By comparison to Huffington and Klein, the speeches of Democratic Senator Byron Dorgan and disgraced former CBS Evening News anchorman Dan Rather, which were delivered as part of the same "Media Reform Begins with Me" Saturday evening program, seemed mild and almost dull.

Dorgan wants the federal government to decide who shall own media properties and whether they are serving the "public interest." He is the "progressive" point man for "media reform" in the Senate and bragged about how he had gotten Republican Senator Trent Lott to go along with his efforts. Lott recently resigned to become a lobbyist.
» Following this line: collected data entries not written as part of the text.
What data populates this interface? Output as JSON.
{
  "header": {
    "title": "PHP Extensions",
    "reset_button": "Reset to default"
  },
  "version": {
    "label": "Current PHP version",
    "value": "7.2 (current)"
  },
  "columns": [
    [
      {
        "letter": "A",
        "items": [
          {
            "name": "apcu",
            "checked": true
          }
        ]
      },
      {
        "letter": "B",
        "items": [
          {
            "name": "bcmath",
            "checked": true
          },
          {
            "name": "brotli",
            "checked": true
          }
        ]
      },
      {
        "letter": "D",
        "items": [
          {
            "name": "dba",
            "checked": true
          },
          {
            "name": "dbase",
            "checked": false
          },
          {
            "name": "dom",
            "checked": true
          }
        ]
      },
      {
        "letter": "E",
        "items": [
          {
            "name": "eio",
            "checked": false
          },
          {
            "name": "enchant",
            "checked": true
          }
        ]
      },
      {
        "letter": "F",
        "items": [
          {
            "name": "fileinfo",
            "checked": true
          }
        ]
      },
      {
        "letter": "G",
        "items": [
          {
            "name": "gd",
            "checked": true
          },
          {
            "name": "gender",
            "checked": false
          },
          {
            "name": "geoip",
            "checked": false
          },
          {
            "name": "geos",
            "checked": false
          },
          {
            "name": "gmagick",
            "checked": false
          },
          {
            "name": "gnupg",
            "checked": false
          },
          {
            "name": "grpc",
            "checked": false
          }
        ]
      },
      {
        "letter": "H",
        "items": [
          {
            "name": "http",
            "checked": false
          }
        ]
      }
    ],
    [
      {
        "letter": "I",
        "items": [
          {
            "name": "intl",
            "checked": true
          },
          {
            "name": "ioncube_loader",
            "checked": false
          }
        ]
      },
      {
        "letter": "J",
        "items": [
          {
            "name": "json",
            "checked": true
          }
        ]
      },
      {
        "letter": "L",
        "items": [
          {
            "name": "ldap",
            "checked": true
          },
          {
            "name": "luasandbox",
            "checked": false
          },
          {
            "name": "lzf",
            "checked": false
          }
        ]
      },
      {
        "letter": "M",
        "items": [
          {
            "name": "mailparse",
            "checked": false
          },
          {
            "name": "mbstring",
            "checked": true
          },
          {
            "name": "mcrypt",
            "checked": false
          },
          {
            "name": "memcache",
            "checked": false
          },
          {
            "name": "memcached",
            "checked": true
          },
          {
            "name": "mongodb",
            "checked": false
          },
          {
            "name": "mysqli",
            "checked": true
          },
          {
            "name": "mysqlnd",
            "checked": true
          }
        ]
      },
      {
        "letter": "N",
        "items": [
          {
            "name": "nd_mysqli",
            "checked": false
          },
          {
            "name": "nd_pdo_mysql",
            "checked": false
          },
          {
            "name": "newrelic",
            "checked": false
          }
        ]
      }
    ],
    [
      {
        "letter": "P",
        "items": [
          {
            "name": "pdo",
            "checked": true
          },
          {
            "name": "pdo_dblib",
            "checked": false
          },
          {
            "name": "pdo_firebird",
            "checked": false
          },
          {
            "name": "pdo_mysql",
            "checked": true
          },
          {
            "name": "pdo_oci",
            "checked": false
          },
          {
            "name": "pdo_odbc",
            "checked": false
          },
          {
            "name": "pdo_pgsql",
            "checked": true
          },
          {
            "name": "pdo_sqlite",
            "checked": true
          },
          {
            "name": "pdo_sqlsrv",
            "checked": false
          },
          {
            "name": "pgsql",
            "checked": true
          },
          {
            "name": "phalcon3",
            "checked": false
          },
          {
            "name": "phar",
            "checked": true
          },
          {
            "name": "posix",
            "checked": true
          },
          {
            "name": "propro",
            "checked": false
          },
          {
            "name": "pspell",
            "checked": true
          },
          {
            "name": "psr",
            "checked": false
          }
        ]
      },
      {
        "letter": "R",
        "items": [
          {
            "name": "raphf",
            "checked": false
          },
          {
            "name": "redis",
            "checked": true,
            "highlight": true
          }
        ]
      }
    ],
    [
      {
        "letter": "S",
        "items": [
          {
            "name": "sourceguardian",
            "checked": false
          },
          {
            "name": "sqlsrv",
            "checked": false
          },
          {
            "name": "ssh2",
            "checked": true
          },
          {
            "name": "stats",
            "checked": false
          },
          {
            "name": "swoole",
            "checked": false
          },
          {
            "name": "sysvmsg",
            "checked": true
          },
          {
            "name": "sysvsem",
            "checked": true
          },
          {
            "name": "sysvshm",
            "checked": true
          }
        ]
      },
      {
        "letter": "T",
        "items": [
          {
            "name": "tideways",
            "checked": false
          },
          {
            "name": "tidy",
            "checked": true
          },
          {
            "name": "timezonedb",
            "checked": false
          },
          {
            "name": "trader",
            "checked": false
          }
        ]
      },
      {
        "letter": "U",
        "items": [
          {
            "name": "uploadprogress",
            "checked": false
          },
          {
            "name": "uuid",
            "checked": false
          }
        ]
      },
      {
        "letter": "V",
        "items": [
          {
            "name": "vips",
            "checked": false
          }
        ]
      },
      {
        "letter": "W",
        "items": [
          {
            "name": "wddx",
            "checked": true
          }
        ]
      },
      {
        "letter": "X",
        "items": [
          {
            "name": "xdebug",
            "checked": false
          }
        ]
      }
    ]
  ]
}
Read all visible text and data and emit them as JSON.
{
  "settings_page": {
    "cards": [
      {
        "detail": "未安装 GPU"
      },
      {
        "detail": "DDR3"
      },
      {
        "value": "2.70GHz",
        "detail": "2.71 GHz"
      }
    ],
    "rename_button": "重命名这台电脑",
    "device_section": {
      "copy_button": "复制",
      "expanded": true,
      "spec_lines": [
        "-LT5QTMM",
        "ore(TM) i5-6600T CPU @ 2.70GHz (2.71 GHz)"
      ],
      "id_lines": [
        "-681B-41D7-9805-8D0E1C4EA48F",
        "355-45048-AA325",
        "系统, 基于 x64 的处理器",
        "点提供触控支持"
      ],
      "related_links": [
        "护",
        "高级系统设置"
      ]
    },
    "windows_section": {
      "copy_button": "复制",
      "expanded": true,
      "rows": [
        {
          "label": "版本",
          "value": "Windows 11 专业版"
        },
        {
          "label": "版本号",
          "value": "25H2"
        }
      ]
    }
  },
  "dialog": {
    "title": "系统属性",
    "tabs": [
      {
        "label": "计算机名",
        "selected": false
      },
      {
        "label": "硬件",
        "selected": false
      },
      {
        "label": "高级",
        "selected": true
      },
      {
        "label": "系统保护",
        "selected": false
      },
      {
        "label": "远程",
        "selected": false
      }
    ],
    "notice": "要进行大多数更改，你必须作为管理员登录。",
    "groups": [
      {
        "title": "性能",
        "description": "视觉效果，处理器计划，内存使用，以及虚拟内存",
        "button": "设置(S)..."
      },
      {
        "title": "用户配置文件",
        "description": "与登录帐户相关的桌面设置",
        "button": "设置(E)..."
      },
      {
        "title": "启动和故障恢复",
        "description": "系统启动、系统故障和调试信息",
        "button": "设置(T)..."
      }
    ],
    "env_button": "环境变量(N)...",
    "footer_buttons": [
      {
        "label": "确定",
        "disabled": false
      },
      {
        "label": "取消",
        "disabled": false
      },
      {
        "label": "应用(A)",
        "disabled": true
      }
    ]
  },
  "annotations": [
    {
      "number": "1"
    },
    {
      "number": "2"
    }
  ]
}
Rather, who left CBS News after he used forged documents in an effort to smear President Bush before the 2004 election, portrayed himself as one of the crowd, saying that we have to "take back the press for the American people." But only about half the crowd gave his lackluster speech a standing ovation.

Rather, who now anchors a show on the obscure HDNet channel, talked about the failings of the press, without alluding to his own journalistic scandal. He said that he had just interviewed former Bush press secretary Scott McClellan, who charges in his new book, What Happened, that the media were "overly deferential" to the White House in the run-up to the Iraq War. "He's right, and we didn't need Scott McClellan telling us so," said Rather.

Indeed, some "progressives" in the audience told this columnist that they consider Rather to have been one of those "deferential" news people and wondered why he had even been invited to the conference.

The answer apparently lies in Rather's tendency, since he was forced out of CBS News, to take pot shots at the owners of what are called the "corporate media." This fits nicely in line with what the conference sponsor, the Free Press, wants people to believe about the sources of all of our media problems today. These are problems that can only be solved, speakers repeatedly said, with more and bigger government.

The "media reform" movement has been funded by Democratic moneybags George Soros, a billionaire and convicted inside trader, and liberal foundations such as the Wallace Global Fund, named for FDR's pro-communist Vice President Henry Wallace.

Earlier in the day, Rep. Mike Doyle (D-Pa.), who sits on a House committee with jurisdiction over the Federal Communications Commission, told this columnist that he favors the return of the so-called Fairness Doctrine, in order to restore "balance" to the airwaves. Such a measure was used under the Kennedy and Johnson Administrations to intimidate and regulate the content of conservative commentators and broadcasters.

Return of the Fairness Doctrine or other measures to limit and control conservative speech could come about because Doyle predicted that the November elections will result in Democrats in the House increasing their numbers from 235 to 265 and in the Senate to close to 60, in addition to Obama's predicted win.

"It's time to put a cop back on the beat," demanded Democratic FCC commissioner Copps, in framing the "media reform" debate. With Obama in the White House, Democrats would also have a majority. The other current Democrat on the FCC is Jonathan Adelstein, another speaker at the "media reform" conference and the one who introduced Dorgan. A President Obama would appoint the FCC chairman, giving Democrats a 3-2 edge.

As the conference was concluding on Sunday, with panels on such topics as "Holding local broadcast stations accountable at the FCC," it had also become absolutely clear that the "media reform" movement has emerged as a critical part of the partisan political effort to help the Democratic Party gain absolute and total political power on the federal level and use that power to silence conservative and Republican voices in the media.